Burton K P, Buja L M, Sen A, Willerson J T, Chien K R
Am J Pathol. 1986 Aug;124(2):238-45.
Alterations in triacylglycerol and phospholipid metabolism are known to occur during the evolution of myocardial ischemic injury. The purpose of this study was to explore potential relationships between the accumulation of arachidonic acid and other fatty acids, the accumulation of triacylglycerol, and the progression of myocardial injury. Measurements of the fatty acid levels in triacylglycerol, unesterified fatty acids, and calcium content were correlated with myocardial function during ischemia and ischemia with reflow in an isolated perfused rat heart preparation. After 10 minutes of ischemia in this model, myocardial dysfunction was reversible, with recovery of left ventricular +dP/dt to 82.0% +/- 4.8% of control values upon reperfusion. Hearts did not recover with reperfusion after 30 minutes of ischemia and displayed a significant increase in tissue calcium content. A significant, nearly threefold increase in the arachidonic acid content of triacylglycerol was found after 10 minutes of ischemia and continued to increase with longer periods of ischemia and reflow. Other fatty acids also showed increased levels in triacylglycerol. The time course of accumulation of unesterified arachidonic acid paralleled the loss of myocardial function. Levels of free arachidonic acid were (in nanomoles per gram wet weight) 11.1 +/- 2.1 (SEM) for control hearts, 17.3 +/- 1.9 after 10 minutes of ischemia, and 38.4 +/- 2.5 after 30 minutes of ischemia. Increases in other free fatty acids contributed to a significant increase in total free fatty acid accumulation after 30 minutes of ischemia. Thus, the content of arachidonic and other fatty acids in triacylglycerol was found to increase early during ischemia, and a major increase in free arachidonic and other unesterified fatty acids occurred after a longer period of ischemia. These findings are consistent with an initial reincorporation of free fatty acids into triacylglycerol after release from membrane phospholipids, suggesting that membrane fatty acids may be a major source of triacylglycerol that accumulates in ischemic myocardium. In addition, these results suggest that a major increase in free fatty acids during ischemia and ischemia with reflow correlates temporally with the development of severe contractile dysfunction and accumulation of calcium in the heart.
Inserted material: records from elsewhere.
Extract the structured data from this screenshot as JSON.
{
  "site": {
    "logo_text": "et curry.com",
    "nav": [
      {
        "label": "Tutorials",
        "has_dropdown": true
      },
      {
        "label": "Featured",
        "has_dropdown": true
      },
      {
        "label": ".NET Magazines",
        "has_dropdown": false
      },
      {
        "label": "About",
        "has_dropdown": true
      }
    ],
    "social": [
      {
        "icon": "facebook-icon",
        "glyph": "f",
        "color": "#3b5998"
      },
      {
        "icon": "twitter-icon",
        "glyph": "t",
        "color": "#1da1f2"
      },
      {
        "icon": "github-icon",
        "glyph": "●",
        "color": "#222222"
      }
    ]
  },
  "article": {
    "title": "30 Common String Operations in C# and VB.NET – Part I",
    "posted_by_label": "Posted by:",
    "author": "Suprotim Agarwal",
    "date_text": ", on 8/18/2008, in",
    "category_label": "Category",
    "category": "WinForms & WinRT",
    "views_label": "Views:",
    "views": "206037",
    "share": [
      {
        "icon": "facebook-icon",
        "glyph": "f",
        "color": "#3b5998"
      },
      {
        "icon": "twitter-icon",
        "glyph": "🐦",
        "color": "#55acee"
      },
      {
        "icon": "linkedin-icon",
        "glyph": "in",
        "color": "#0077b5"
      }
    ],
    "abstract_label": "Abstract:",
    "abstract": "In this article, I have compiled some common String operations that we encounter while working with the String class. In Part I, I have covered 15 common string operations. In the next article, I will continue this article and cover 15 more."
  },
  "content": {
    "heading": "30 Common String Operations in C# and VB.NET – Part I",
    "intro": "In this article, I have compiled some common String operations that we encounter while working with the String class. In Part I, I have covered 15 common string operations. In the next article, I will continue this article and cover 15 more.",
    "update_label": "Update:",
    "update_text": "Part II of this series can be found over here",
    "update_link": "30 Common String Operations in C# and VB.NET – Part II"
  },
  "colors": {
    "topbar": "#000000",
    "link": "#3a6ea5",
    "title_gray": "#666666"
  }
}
已知在心肌缺血性损伤的发展过程中会发生三酰甘油和磷脂代谢的改变。本研究的目的是探讨花生四烯酸和其他脂肪酸的积累、三酰甘油的积累与心肌损伤进展之间的潜在关系。在离体灌注大鼠心脏标本中,测量三酰甘油中的脂肪酸水平、未酯化脂肪酸和钙含量,并将其与缺血期间以及缺血再灌注期间的心肌功能相关联。在此模型中,缺血10分钟后,心肌功能障碍是可逆的,再灌注时左心室 +dP/dt 恢复至对照值的82.0%±4.8%。缺血30分钟后心脏再灌注未能恢复,且组织钙含量显著增加。缺血10分钟后,三酰甘油中的花生四烯酸含量显著增加近三倍,并随着缺血和再灌注时间延长而持续增加。其他脂肪酸在三酰甘油中的水平也有所升高。未酯化花生四烯酸的积累时间进程与心肌功能丧失平行。对照心脏的游离花生四烯酸水平(以每克湿重纳摩尔计)为11.1±2.1(标准误),缺血10分钟后为17.3±1.9,缺血30分钟后为38.4±2.5。缺血30分钟后,其他游离脂肪酸的增加导致总游离脂肪酸积累显著增加。因此,发现缺血早期三酰甘油中花生四烯酸和其他脂肪酸的含量增加,而在较长时间缺血后,游离花生四烯酸和其他未酯化脂肪酸大幅增加。这些发现与游离脂肪酸从膜磷脂释放后最初重新掺入三酰甘油一致,表明膜脂肪酸可能是缺血心肌中积累的三酰甘油的主要来源。此外,这些结果表明,缺血期间以及缺血再灌注期间游离脂肪酸的大幅增加在时间上与严重收缩功能障碍的发展以及心脏中钙的积累相关。